Mesenchymal stromal cells expanded in human allogenic cord blood serum display higher self-renewal and enhanced osteogenic potential.

Recent clinical trials using ex vivo expanded mesenchymal stromal cells (MSCs) have raised interest in the safety and function of cultured MSCs. Here, to assess the feasibility of using allogenic human umbilical cord blood serum (CBS) for humanized clinical-grade expansion of MSCs, we characterized MSCs expanded in CBS and compared them to MSCs expanded in fetal bovine serum (FBS).
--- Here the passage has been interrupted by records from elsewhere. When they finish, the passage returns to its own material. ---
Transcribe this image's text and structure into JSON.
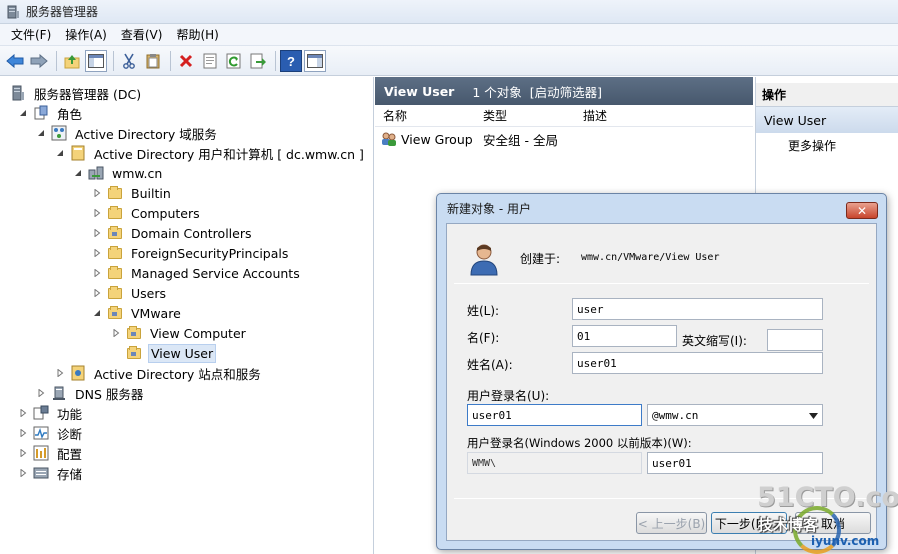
{
  "window": {
    "title": "服务器管理器"
  },
  "menu": [
    "文件(F)",
    "操作(A)",
    "查看(V)",
    "帮助(H)"
  ],
  "toolbar": {
    "icons": [
      "back-icon",
      "forward-icon",
      "up-folder-icon",
      "show-tree-icon",
      "cut-icon",
      "paste-icon",
      "delete-icon",
      "properties-icon",
      "refresh-icon",
      "export-icon",
      "help-icon",
      "action-pane-icon"
    ]
  },
  "tree": {
    "root": "服务器管理器 (DC)",
    "roles": "角色",
    "ad_ds": "Active Directory 域服务",
    "aduc": "Active Directory 用户和计算机 [ dc.wmw.cn ]",
    "domain": "wmw.cn",
    "builtin": "Builtin",
    "computers": "Computers",
    "domain_controllers": "Domain Controllers",
    "fsp": "ForeignSecurityPrincipals",
    "msa": "Managed Service Accounts",
    "users": "Users",
    "vmware": "VMware",
    "view_computer": "View Computer",
    "view_user": "View User",
    "ad_sites": "Active Directory 站点和服务",
    "dns": "DNS 服务器",
    "features": "功能",
    "diagnostics": "诊断",
    "configuration": "配置",
    "storage": "存储"
  },
  "list": {
    "header_title": "View User",
    "header_count": "1 个对象",
    "header_filter": "[启动筛选器]",
    "columns": [
      "名称",
      "类型",
      "描述"
    ],
    "rows": [
      {
        "name": "View Group",
        "type": "安全组 - 全局",
        "desc": ""
      }
    ]
  },
  "actions": {
    "title": "操作",
    "section": "View User",
    "more": "更多操作"
  },
  "dialog": {
    "title": "新建对象 - 用户",
    "close": "✕",
    "created_in_label": "创建于:",
    "created_in_value": "wmw.cn/VMware/View User",
    "last_name_label": "姓(L):",
    "last_name_value": "user",
    "first_name_label": "名(F):",
    "first_name_value": "01",
    "initials_label": "英文缩写(I):",
    "initials_value": "",
    "full_name_label": "姓名(A):",
    "full_name_value": "user01",
    "logon_label": "用户登录名(U):",
    "logon_value": "user01",
    "domain_suffix": "@wmw.cn",
    "pre2000_label": "用户登录名(Windows 2000 以前版本)(W):",
    "pre2000_domain": "WMW\\",
    "pre2000_value": "user01",
    "back_button": "< 上一步(B)",
    "next_button": "下一步(N) >",
    "cancel_button": "取消"
  },
  "watermark": {
    "logo": "51CTO.com",
    "sub": "技术博客",
    "url": "iyunv.com"
  }
}
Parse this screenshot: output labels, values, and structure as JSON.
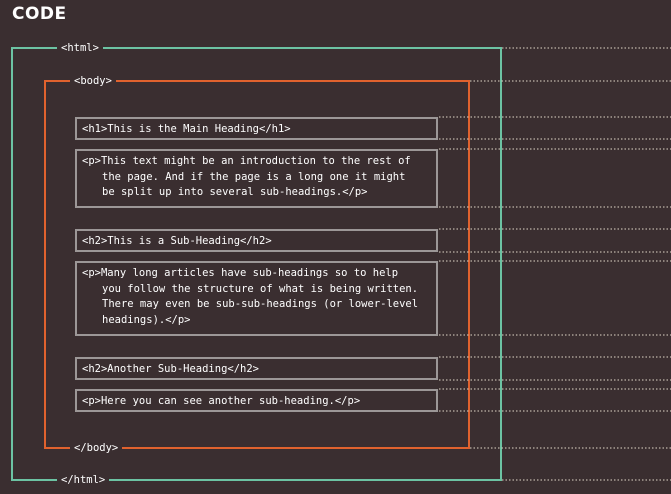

MSCs in CBS exhibited a higher preservation of colony-forming cells and an accelerated expansion over serial passages with increased Oct-4 expression compared to those cultured in FBS. Notably, CBS-expanded MSCs exhibited a unique differentiation potential characterized by a shift from adipogenic to osteogenic differentiation. The differentiation shift was associated with enhanced basal and Runx2-mediated transcriptional activation of the osteocalcin promoter, as well as increased accumulation of beta-catenin and the yes-associated protein (YAP) which was independent of changes in TAZ (transcriptional co-activator with PDZ-binding motif) levels. Interestingly, the phenotypes were reversed when the FBS and CBS media were switched, suggesting the unique stimulatory effects of CBS rather than the selection of heterogeneous MSC subpopulations. The distinct regulatory effects of CBS on MSC included selective activation of platelet-derived growth factor and epidermal growth factor signals in MSCs, but not in FBS. Taken together, these results provide insight into the dynamic regulation of MSCs during ex vivo culture and show that the ex vivo culture of MSCs in allogenic human CBS provides a novel tool for the accelerated expansion of a population of MSCs that exhibit a higher self-renewal and an enhanced osteogenic potential.